Delapan Belas

31.2K 2.1K 63
                                    

Pelukku Untuk Pelikmu-Fiersa Besari

*****

Laras menarik Elle yang masih membatu di tempat. Laras menutup pintu, Laras kembali menarik Elle yang masih shock. "El," Laras mengguncangkan bahu Elle. "Woi, sadar."

"Bang Adrian tadi, Sita. Mereka--ngapain Ras?" tanya Elle tak beraturan, namun Laras masih bisa menangkap maksud Elle.

"Lo tanya sama gue El? Perasaan dulu kita bareng-bareng nonton film Fifty Shades Of Grey juga ada suara gitu deh."

"Mereka kerasukan setan Ras?" pertanyaan Elle mulai ngelantur. Laras memejamkan matanya, mengatur napas yang sempat ia tahan tadi.

"Bulan puasa El. Setan pada di lockdown."

"Tapi itu, Sita, Bang Adrian anu."

Laras menyeret Elle yang masih linglung, masuk ke dalam unit mereka. "Ini semua saran dari lo El dan ini akhirnya. Jadi kalau gini siapa yang di salahin?"

"Gue gak nyangka kalau sampai kayak gini akhirnya Ras. Bang Adrian itu orangnya gak neko-neko."

"Singa lapar kalau dikasih daging juga bakal di samber El. Lo yang bilang sendiri kalau Bang Adrian udah suka sama Sita dari kita SMP kelas tujuh." timpal Laras. "Gue tau Bang Adrian orang yang bertanggung jawab. Disamping dia suka sama Sita--atau mungkin cinta, dia juga yang ambil keperawanannya Sita,"

"Dia harus tanggung jawab. Papah bakalan marah tau kejadian ini." Elle menatap cemas ke depan, memikirkan apa yang akan terjadi selanjutnya.

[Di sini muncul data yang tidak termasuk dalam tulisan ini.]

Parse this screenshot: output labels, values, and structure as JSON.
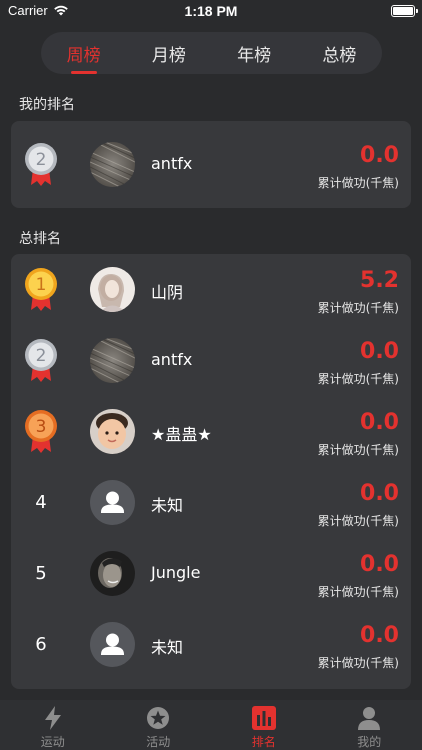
{
  "status_bar": {
    "carrier": "Carrier",
    "time": "1:18 PM"
  },
  "period_tabs": [
    {
      "label": "周榜",
      "active": true
    },
    {
      "label": "月榜",
      "active": false
    },
    {
      "label": "年榜",
      "active": false
    },
    {
      "label": "总榜",
      "active": false
    }
  ],
  "my_rank": {
    "title": "我的排名",
    "row": {
      "rank": "2",
      "name": "antfx",
      "score": "0.0",
      "score_label": "累计做功(千焦)",
      "avatar": "texture-avatar"
    }
  },
  "overall": {
    "title": "总排名",
    "rows": [
      {
        "rank": "1",
        "name": "山阴",
        "score": "5.2",
        "score_label": "累计做功(千焦)",
        "avatar": "girl-photo-avatar"
      },
      {
        "rank": "2",
        "name": "antfx",
        "score": "0.0",
        "score_label": "累计做功(千焦)",
        "avatar": "texture-avatar"
      },
      {
        "rank": "3",
        "name": "★蛊蛊★",
        "score": "0.0",
        "score_label": "累计做功(千焦)",
        "avatar": "baby-photo-avatar"
      },
      {
        "rank": "4",
        "name": "未知",
        "score": "0.0",
        "score_label": "累计做功(千焦)",
        "avatar": "default-user-avatar"
      },
      {
        "rank": "5",
        "name": "Jungle",
        "score": "0.0",
        "score_label": "累计做功(千焦)",
        "avatar": "man-photo-avatar"
      },
      {
        "rank": "6",
        "name": "未知",
        "score": "0.0",
        "score_label": "累计做功(千焦)",
        "avatar": "default-user-avatar"
      }
    ]
  },
  "tabbar": [
    {
      "label": "运动",
      "icon": "lightning-icon",
      "active": false
    },
    {
      "label": "活动",
      "icon": "star-circle-icon",
      "active": false
    },
    {
      "label": "排名",
      "icon": "bar-chart-icon",
      "active": true
    },
    {
      "label": "我的",
      "icon": "person-icon",
      "active": false
    }
  ],
  "colors": {
    "accent": "#e3322f",
    "background": "#2a2b2d",
    "card": "#38393c",
    "gold": "#f5b82a",
    "silver": "#cfd2d6",
    "bronze": "#f08a3c"
  }
}
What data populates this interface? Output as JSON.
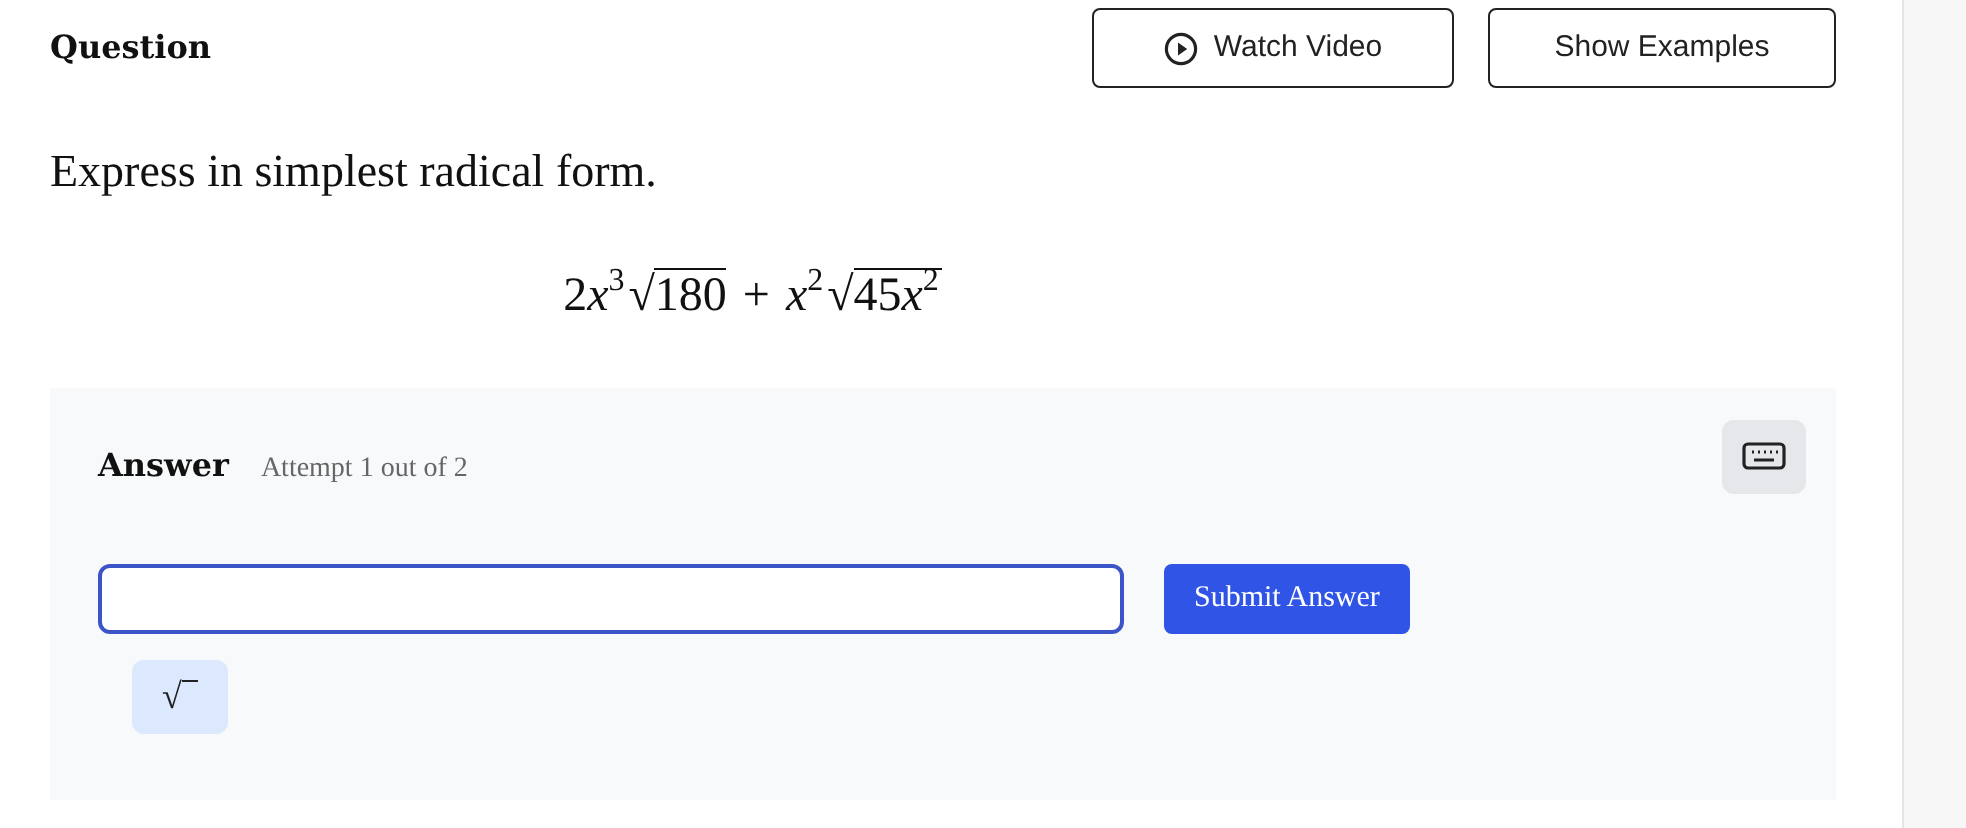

"Semua udah terjadi El. Sita udah gede, dia berhak nentuin jalan mana yang bakalan dia pilih ke depan."

Elle menyentuh dahinya, kalut. "Gue malah takut reaksi Papah nanti. Papah itu kayak paranormal, walau kita belum cerita, beliau pasti udah tau masalahnya." tubuh Elle terduduk di lantai. "Dan gue pasrah."

*****

Bunyi nyaring suara alarm dari ponsel menganggu tidur nyenyak Sita. Tangan Sita bergerak meraba nakas di samping tempat tidurnya. Ketika ia bergerak sedikit lebih maju untuk menggapai ponselnya, tubuhnya di tarik kembali ke belakang. Perutnya terasa berat, ia menengok ke samping.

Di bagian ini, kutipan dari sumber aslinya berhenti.